Some examples from Deep learning:

AlexNet that started the deep learning revolution. Was there other groups trying to solve Image Net by training convnets on GPU’s in 2009?

OpenAI and the scaling hypothesis. Before chatGPT it was only OpenAI training larger and larger language models.

TRPO, PPO line of RL algorithms invented by John Schulman

In fact I would say, in general a lot of inventions only happen because 1 person or 1 group willed it into existence and it would seem very unlikely for it to happen if that 1 person or group did not exist.

somethingsome|11 months ago

Il sorry to bomb your comment, but I saw on another thread that you followed CMU intro to DL and had a beautiful time doing all the homework.But I didn't find your contact info.

Do you happen to still have the homework questions/solutions somewhere ?

At the moment the new ones are locked behind CMU credentials.

kllrnohj|11 months ago

The bicycle. It's a surprisingly recent invention despite its simplistic material and manufacturing requirements.

nradov|11 months ago

We've discussed bicycles before.
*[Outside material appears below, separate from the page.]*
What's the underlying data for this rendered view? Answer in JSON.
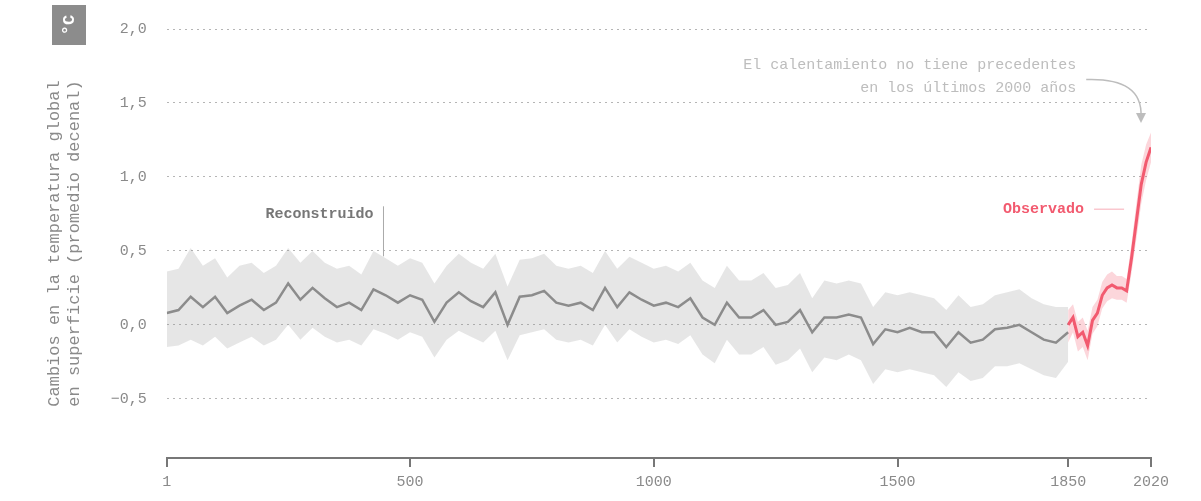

The material is hardly simplistic. There wasn't much serendipity involved. Practical bicycles came soon after the necessary basic technology had been developed, including precision bearings and robust pneumatic rubber tires. This wasn't a case where we could have had bicycles a century earlier if someone had come up with the idea.

umanwizard|11 months ago

Surprisingly, there’s also still no simple explanation for why a bicycle works. It’s easier to understand how a modern microprocessor works than a bicycle.